Pada awal kekristenan di tanah Batak, ‘struktur’ diciptakan lebih merupakan ‘unit kecil’ dari misi (=struktur dalam rangka misi). Berbeda dengan yang ada sekarang: misi menjadi ‘unit kecil’ dari struktur (=misi melayani struktur).

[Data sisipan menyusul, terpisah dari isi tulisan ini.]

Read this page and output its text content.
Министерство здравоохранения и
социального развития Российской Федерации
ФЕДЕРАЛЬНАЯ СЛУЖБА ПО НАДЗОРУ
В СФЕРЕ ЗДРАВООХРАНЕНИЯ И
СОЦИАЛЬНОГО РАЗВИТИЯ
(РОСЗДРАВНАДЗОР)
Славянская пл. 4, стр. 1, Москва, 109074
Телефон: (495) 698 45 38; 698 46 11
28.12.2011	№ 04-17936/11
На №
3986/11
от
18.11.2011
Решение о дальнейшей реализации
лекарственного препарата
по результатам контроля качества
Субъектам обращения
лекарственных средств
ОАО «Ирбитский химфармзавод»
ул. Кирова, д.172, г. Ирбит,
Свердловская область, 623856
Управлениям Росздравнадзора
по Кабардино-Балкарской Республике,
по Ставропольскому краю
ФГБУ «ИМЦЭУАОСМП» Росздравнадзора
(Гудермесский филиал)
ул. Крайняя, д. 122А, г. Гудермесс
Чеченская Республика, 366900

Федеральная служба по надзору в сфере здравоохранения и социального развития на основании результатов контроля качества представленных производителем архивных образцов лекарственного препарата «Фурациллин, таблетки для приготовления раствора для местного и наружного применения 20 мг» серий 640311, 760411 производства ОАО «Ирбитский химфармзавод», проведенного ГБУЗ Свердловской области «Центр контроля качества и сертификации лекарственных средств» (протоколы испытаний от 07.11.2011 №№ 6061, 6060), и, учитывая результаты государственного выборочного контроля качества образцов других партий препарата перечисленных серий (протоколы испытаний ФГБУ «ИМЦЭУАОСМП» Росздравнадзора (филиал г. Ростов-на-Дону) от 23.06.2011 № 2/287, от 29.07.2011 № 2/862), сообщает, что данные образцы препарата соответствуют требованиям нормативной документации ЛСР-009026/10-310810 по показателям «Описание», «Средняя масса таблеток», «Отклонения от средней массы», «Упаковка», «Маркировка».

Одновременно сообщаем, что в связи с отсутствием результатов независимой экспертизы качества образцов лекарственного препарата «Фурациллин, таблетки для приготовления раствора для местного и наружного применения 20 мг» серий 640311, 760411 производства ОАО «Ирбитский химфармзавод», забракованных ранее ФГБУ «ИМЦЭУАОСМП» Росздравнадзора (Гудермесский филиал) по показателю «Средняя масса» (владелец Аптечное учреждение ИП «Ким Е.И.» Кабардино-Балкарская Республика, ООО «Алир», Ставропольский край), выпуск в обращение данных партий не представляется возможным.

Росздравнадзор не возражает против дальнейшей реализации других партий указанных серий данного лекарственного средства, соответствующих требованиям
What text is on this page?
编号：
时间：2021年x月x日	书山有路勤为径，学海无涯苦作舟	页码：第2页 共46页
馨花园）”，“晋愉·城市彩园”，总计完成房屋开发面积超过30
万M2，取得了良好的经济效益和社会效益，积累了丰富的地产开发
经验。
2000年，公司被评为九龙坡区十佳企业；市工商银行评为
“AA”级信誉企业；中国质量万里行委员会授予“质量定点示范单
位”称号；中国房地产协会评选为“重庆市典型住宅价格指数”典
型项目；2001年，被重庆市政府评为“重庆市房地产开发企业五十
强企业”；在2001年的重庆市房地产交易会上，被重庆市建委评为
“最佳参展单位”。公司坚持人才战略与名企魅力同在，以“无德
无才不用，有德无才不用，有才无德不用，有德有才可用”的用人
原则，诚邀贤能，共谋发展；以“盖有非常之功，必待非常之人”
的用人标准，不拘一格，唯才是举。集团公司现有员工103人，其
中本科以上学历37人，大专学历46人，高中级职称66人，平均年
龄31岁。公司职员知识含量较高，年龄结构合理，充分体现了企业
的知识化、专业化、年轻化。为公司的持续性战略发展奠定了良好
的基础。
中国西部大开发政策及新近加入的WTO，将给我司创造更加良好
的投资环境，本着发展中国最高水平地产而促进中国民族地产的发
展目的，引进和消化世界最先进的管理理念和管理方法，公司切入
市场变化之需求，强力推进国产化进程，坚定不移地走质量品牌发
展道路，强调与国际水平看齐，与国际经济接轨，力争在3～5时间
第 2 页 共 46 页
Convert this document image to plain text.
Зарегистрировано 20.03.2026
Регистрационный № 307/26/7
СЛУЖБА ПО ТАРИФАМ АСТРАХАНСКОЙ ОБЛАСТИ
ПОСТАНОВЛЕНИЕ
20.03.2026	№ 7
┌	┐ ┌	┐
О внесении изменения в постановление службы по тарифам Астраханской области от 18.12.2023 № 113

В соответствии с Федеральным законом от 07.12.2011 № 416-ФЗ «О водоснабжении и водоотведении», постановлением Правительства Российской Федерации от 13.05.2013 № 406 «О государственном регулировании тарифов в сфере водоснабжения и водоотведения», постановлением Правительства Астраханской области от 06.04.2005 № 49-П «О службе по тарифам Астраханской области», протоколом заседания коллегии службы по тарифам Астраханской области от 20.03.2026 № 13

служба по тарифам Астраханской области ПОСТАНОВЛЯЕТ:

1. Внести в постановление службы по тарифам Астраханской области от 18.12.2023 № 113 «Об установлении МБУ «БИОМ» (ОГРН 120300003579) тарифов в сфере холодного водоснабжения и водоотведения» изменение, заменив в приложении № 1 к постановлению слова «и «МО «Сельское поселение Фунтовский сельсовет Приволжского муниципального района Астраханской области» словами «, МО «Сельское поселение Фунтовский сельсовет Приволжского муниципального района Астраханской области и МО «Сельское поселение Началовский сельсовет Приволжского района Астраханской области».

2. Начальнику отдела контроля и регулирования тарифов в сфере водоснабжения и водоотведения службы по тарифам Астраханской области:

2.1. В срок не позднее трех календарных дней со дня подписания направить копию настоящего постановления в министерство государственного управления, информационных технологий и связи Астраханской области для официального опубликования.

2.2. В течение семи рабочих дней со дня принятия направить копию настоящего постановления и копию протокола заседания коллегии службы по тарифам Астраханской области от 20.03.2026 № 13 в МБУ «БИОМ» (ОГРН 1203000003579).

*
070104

Dalam arti tertentu HKBP menerapkan sistem ‘demokrasi’, meskipun istilah itu pernah ‘diharamkan’ dalam Konfesi HKBP 1951 yang dengan tegas menyatakan “ndang demokrasi na mangarajai huria, alai “Kristokrasi” do. Juga ditolak pandangan yang mengatakan “organisasi sambing huria i”.[7] (Pasal 8. A.2 dan 3). Pernyataan ini tidak disebut lagi dalam Konfesi 1996. Penghapusan pernyataan itu dalam Konfesi 1996, bisa saja merupakan indikasi pengesahan ‘demokrasi’ dalam kehidupan ber (organisasi)gereja.

Struktur HKBP terkesan sangat dekat dengan struktur Negara RI. Ephorus berperan sebagai ‘mandataris’ Sinode Godang, yang menurut AP Sinode Godang adalah rapat tertinggi di HKBP. (Bedanya, MPR mempunyai ketua, sedangkan Sinode dipimpin oleh ‘mandataris’ SG). Kalau Ephorus berhalangan, Sekretaris Jenderal menjalankan tugas keephorusan (bnd. Kedudukan wakil presiden). Kebijakan-kebijakan dalam selang waktu sinode diambil oleh Majelis Pusat. Anggota Sinode Agung adalah para utusan ressort, praeses, direktur lembaga dan departemen dan sebagainya (utusan daerah dan golongan). Dalam sidang, warna ‘demokrasi’ sangat dominan seperti dalam pemilihan, pengambilan keputusan dengan voting pun bisa dilakukan.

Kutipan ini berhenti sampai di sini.